Правда, невдалеке от двери прохаживается милиционер. Но это такой подтянутый, вежливый человек: он только отвечает на вопросы и разъясняет, причем вполголоса, а не командует, как энергичный ефрейтор в приемной на Петровке.

Здесь светло, нарядно и вместе с тем спокойно. Я занимаю очередь и начинаю постепенно продвигаться к полукруглому барьеру, за которым стоят несколько человек — вероятно, консультанты. И опять удивляюсь: никто не следит за нашей очередью, никто ни о чем не предупреждает. Это настолько удивительно, что невольно закрадывается сомнение: скажут ли мне здесь что-нибудь хорошее, помогут ли? Уж слишком просто все: пришли люди со своими жалобами, и, пожалуйста, — вот вам и помощь. Так не бывает.

И поэтому я не очень волнуюсь. Я не верю, что смогу попасть к самому Председателю Президиума Верховного Совета, я уверен, что в последний момент меня и не допустят до него.

И все же, подходя к барьеру, я чувствую, что начинаю легонько дрожать. Ведь это последняя моя надежда! Где же тогда еще искать справедливости? Уж если тут откажут, значит, все кончено…

— Вы по какому вопросу? — спрашивает меня молодой человек за столом, на котором разложены форменные карточки.

— По вопросу прописки в Москве и по вопросу прав бывших военнопленных.

Человек за столом на минуту задумывается, потом мягко говорит:

— Мне кажется, что сразу к руководству вам не имеет смысла. Правда? Разрешите, я взгляну на ваши бумаги.

Он читает заявление Петра Николаевича, розовую карточку с Петровки откладывает, не читая, заглядывает в паспорт и военный билет, а я стою и думаю: сейчас посоветует ехать туда, откуда приехал.
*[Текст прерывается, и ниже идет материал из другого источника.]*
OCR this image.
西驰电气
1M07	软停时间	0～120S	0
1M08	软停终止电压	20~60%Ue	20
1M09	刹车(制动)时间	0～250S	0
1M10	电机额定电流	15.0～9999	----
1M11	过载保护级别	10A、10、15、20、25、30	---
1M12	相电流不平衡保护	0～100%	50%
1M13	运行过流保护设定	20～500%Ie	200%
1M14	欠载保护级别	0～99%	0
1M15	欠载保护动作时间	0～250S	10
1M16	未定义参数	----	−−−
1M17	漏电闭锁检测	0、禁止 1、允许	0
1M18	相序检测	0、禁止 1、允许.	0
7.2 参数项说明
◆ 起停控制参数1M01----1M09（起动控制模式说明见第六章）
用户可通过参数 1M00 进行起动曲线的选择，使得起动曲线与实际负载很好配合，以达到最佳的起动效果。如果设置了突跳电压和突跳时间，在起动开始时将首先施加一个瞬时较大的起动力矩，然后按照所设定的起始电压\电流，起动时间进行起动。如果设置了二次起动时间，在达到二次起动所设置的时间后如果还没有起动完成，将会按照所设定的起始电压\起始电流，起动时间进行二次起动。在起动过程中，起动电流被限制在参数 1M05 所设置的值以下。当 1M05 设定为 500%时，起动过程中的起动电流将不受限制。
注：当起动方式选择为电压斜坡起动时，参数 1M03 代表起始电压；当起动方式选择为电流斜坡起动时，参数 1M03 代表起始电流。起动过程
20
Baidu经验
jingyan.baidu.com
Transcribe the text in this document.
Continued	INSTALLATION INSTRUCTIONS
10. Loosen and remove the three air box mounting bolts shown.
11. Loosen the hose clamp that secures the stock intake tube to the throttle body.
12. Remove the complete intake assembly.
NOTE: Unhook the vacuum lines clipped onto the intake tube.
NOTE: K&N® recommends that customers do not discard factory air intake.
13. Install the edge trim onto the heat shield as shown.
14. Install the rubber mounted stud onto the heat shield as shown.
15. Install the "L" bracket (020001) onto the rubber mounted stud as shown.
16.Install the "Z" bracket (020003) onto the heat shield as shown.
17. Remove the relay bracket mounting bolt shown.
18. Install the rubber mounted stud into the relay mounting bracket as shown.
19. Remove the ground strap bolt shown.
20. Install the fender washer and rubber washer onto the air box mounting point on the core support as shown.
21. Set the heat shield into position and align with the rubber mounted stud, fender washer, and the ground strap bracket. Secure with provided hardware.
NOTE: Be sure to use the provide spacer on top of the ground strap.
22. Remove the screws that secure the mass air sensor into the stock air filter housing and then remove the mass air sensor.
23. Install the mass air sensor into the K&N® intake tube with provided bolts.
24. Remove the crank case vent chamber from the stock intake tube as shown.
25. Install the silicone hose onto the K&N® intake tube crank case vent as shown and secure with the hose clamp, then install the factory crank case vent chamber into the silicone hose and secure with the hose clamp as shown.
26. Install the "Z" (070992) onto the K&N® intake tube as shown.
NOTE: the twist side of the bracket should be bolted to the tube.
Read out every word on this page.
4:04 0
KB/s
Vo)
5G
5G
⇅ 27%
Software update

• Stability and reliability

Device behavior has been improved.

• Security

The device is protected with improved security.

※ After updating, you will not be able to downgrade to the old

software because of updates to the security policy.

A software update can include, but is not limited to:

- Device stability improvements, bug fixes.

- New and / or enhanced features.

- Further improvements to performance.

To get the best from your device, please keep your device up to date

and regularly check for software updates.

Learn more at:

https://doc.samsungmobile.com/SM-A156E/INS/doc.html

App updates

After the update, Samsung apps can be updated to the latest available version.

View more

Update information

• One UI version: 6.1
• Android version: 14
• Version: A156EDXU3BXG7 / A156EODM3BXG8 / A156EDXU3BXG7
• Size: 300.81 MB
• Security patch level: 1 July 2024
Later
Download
— Вот, пожалуйста, — говорит человек, возвращая документы, потом пишет что-то на своей карточке и вручает ее мне. — Пройдите направо и наверх, к нашему заведующему приемной.

«Заведующий приемной» — это, по-моему, уже хорошо. Я поднимаюсь по лестнице, устланной ковром, и открываю тяжелую светлую дверь.

Я ожидаю увидеть еще одного человека за столом, на котором разложены форменные карточки, однако я вижу не просто стол и не один стол, а большой кабинет, с большим книжным шкафом и портрет Ленина на стене. Стол, тоже большой, у окна, а перед столом два мягких кожаных кресла. И за столом никто не сидит. Заведующий приемной, спиной ко мне, достает что-то из шкафа. Когда я вхожу и здороваюсь, он, обернувшись, кивает мне и, показав на кресло, продолжает искать что-то в шкафу. Он одет, как многие партийные работники: в темной, подпоясанной ремнем гимнастерке; брюки заправлены в сапоги. Вообще большой книжный шкаф и сапоги как-то не очень вяжутся в моем представлении, я думаю об этом и прохожу к кожаному креслу.

Я сажусь и думаю, кто он, этот заведующий приемной. К какому военному званию или к какой армейской должности можно приравнять пост заведующего приемной Президиума Верховного Совета? Я решаю, что он должен быть не меньше генерал-майора.

Заведующий приемной подходит к столу, кладет какую-то папку и протягивает мне руку. Я думаю, что он хочет еще раз поздороваться со мной, и, встав, подаю ему свою руку. Он внимательно смотрит на меня — у него под носом квадратик седых усов, и я вижу, как его губы под усами, дрогнув, раздвигаются в улыбку.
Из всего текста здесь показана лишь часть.